Given that the total DOE fusion energy budget for next year is under 400 million, domestic fusion programs may soon be seeing more drastic cuts. With the government handling a severe budget crisis, it is safe to say that large funding increases for scientific research are not on the horizon. This means that the American ITER contribution will slowly consume the entire domestic budget for fusion research and might even dip into funds intended for high-energy physics experiments.
The arguments for a strong domestic fusion program generally focus on the future need for scientists and engineers who can build, operate, and improve fusion reactors after the technology has been proven successful. Researchers hope that ITER will pave the way for fusion power plants that will produce more energy than they require. Exporting fusion research overseas at the expense of domestic programs seems to imply that the US government doesn’t think the ITER project will yield practical, economic benefits in the form of working fusion reactors. The administration is essentially making a twenty-year bet that ITER’s findings will not be enough to change our current energy landscape. Other countries like Korea and Japan are more optimistic – they contribute to ITER while maintaining their domestic programs as well.

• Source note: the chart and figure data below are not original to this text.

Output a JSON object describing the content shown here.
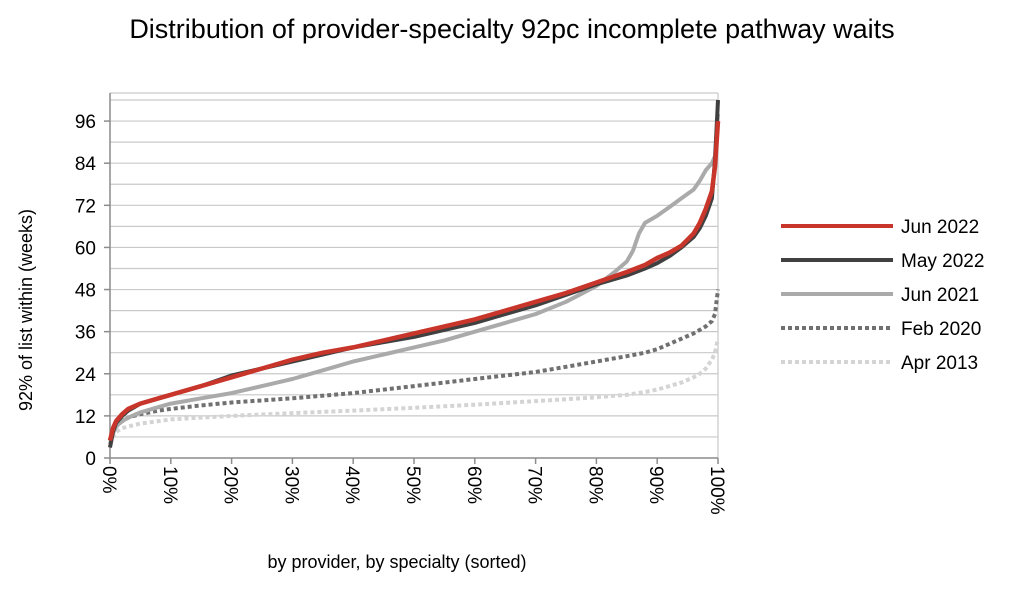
{
  "chart_data": {
    "type": "line",
    "title": "Distribution of provider-specialty 92pc incomplete pathway waits",
    "xlabel": "by provider, by specialty (sorted)",
    "ylabel": "92% of list within (weeks)",
    "xlim": [
      0,
      100
    ],
    "ylim": [
      0,
      104
    ],
    "yticks": [
      0,
      12,
      24,
      36,
      48,
      60,
      72,
      84,
      96
    ],
    "xticks": [
      "0%",
      "10%",
      "20%",
      "30%",
      "40%",
      "50%",
      "60%",
      "70%",
      "80%",
      "90%",
      "100%"
    ],
    "grid": "horizontal",
    "legend_position": "right",
    "series": [
      {
        "name": "Apr 2013",
        "color": "#d4d4d4",
        "style": "dotted",
        "x": [
          0,
          0.5,
          1,
          2,
          3,
          5,
          8,
          10,
          15,
          20,
          30,
          40,
          50,
          60,
          70,
          80,
          85,
          88,
          90,
          92,
          94,
          96,
          97,
          98,
          99,
          99.5,
          100
        ],
        "y": [
          4,
          6,
          7.5,
          8.5,
          9,
          9.8,
          10.5,
          11,
          11.5,
          12,
          12.8,
          13.5,
          14.3,
          15.2,
          16.2,
          17.3,
          18,
          18.8,
          19.5,
          20.5,
          21.5,
          23,
          24,
          25.5,
          28,
          30,
          34
        ]
      },
      {
        "name": "Feb 2020",
        "color": "#707070",
        "style": "dotted",
        "x": [
          0,
          0.5,
          1,
          2,
          3,
          5,
          8,
          10,
          15,
          20,
          30,
          40,
          50,
          60,
          70,
          75,
          80,
          85,
          88,
          90,
          92,
          94,
          96,
          97,
          98,
          99,
          99.5,
          100
        ],
        "y": [
          5,
          7.5,
          9,
          10.5,
          11.5,
          12.5,
          13.5,
          14,
          15,
          15.8,
          17,
          18.5,
          20.5,
          22.5,
          24.5,
          26,
          27.5,
          29,
          30,
          31,
          32.5,
          34,
          35.5,
          36.5,
          37.5,
          39,
          41,
          48
        ]
      },
      {
        "name": "Jun 2021",
        "color": "#aaaaaa",
        "style": "solid",
        "x": [
          0,
          0.5,
          1,
          2,
          3,
          5,
          8,
          10,
          15,
          20,
          25,
          30,
          35,
          40,
          45,
          50,
          55,
          60,
          65,
          70,
          75,
          80,
          83,
          85,
          86,
          87,
          88,
          90,
          92,
          94,
          96,
          97,
          98,
          99,
          99.5,
          100
        ],
        "y": [
          4,
          7,
          9,
          10.5,
          11.5,
          13,
          14.5,
          15.5,
          17,
          18.5,
          20.5,
          22.5,
          25,
          27.5,
          29.5,
          31.5,
          33.5,
          36,
          38.5,
          41,
          44.5,
          49,
          53,
          56,
          59,
          64,
          67,
          69,
          71.5,
          74,
          76.5,
          79,
          82,
          84,
          86,
          98
        ]
      },
      {
        "name": "May 2022",
        "color": "#404040",
        "style": "solid",
        "x": [
          0,
          0.5,
          1,
          2,
          3,
          5,
          8,
          10,
          15,
          20,
          25,
          30,
          35,
          40,
          45,
          50,
          55,
          60,
          65,
          70,
          75,
          80,
          85,
          88,
          90,
          92,
          94,
          96,
          97,
          98,
          99,
          99.5,
          100
        ],
        "y": [
          3,
          7.5,
          10,
          12,
          13.5,
          15.5,
          17,
          18,
          20.5,
          23.5,
          25.5,
          27.5,
          29.5,
          31.5,
          33,
          34.5,
          36.5,
          38.5,
          41,
          43.5,
          46.5,
          49.5,
          52,
          54,
          55.5,
          57.5,
          60,
          63,
          65.5,
          69,
          74,
          85,
          102
        ]
      },
      {
        "name": "Jun 2022",
        "color": "#c8352a",
        "style": "solid",
        "x": [
          0,
          0.5,
          1,
          2,
          3,
          5,
          8,
          10,
          15,
          20,
          25,
          30,
          35,
          40,
          45,
          50,
          55,
          60,
          65,
          70,
          75,
          80,
          85,
          88,
          90,
          92,
          94,
          96,
          97,
          98,
          99,
          99.5,
          100
        ],
        "y": [
          5,
          8.5,
          10.5,
          12.5,
          14,
          15.5,
          17,
          18,
          20.5,
          23,
          25.5,
          28,
          30,
          31.5,
          33.5,
          35.5,
          37.5,
          39.5,
          42,
          44.5,
          47,
          50,
          53,
          55,
          57,
          58.5,
          60.5,
          64,
          67,
          71,
          76,
          83,
          96
        ]
      }
    ],
    "legend_order": [
      "Jun 2022",
      "May 2022",
      "Jun 2021",
      "Feb 2020",
      "Apr 2013"
    ]
  }
}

Jen Sierchio, attends physics graduate school at MIT where she works on Alcator C-Mod. With her thesis project losing funding, she’ll be forced to switch fields or attempt to find a position at one of the other two tokamaks in the country. But even if she is able to relocate, she worries the same funding cuts might once again thwart her thesis goals. As the US gives more and more to ITER, scientists worry domestic funding for fusion research is still very much at risk.

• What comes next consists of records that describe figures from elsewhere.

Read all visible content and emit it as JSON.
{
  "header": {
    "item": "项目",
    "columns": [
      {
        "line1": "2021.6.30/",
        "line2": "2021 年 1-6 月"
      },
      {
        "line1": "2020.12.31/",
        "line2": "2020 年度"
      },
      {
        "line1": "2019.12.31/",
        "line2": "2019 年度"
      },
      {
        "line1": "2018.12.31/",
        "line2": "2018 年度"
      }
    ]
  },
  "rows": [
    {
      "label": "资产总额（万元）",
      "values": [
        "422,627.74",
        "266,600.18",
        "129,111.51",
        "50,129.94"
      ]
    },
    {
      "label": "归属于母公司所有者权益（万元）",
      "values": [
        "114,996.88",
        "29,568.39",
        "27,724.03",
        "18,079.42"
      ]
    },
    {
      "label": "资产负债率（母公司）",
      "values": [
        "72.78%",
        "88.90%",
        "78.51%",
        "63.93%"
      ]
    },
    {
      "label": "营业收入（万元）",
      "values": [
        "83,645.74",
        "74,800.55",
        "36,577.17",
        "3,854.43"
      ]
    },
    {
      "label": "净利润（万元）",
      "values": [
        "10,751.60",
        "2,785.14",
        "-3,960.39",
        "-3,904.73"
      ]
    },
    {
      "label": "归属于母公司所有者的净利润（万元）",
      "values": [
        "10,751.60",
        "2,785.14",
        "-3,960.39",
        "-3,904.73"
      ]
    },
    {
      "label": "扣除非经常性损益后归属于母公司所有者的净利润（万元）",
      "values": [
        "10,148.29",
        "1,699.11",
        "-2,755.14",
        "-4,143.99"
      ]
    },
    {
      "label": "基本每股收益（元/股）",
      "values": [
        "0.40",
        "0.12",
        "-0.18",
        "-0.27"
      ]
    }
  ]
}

Unlike many types of research that can be performed with a few beakers of chemicals and standard lab equipment found at any university, planning a tokamak experiment from scratch takes years of effort and millions upon millions of dollars. If more graduate students like Sierchio are turned away, the field may be setback a decade when it comes to educating the next generation. “No doubt that the proposed budget – and the current budget trajectory would make it harder for students to participate and hard for the U.S. to build the workforce that it needs to exploit ITER and later to build a fusion economy. This is perhaps the greatest problem with path we’re on,” Greenwald told Science.
The Save Alcator C-Mod Team has helped start a website and petition to save their beloved experiment.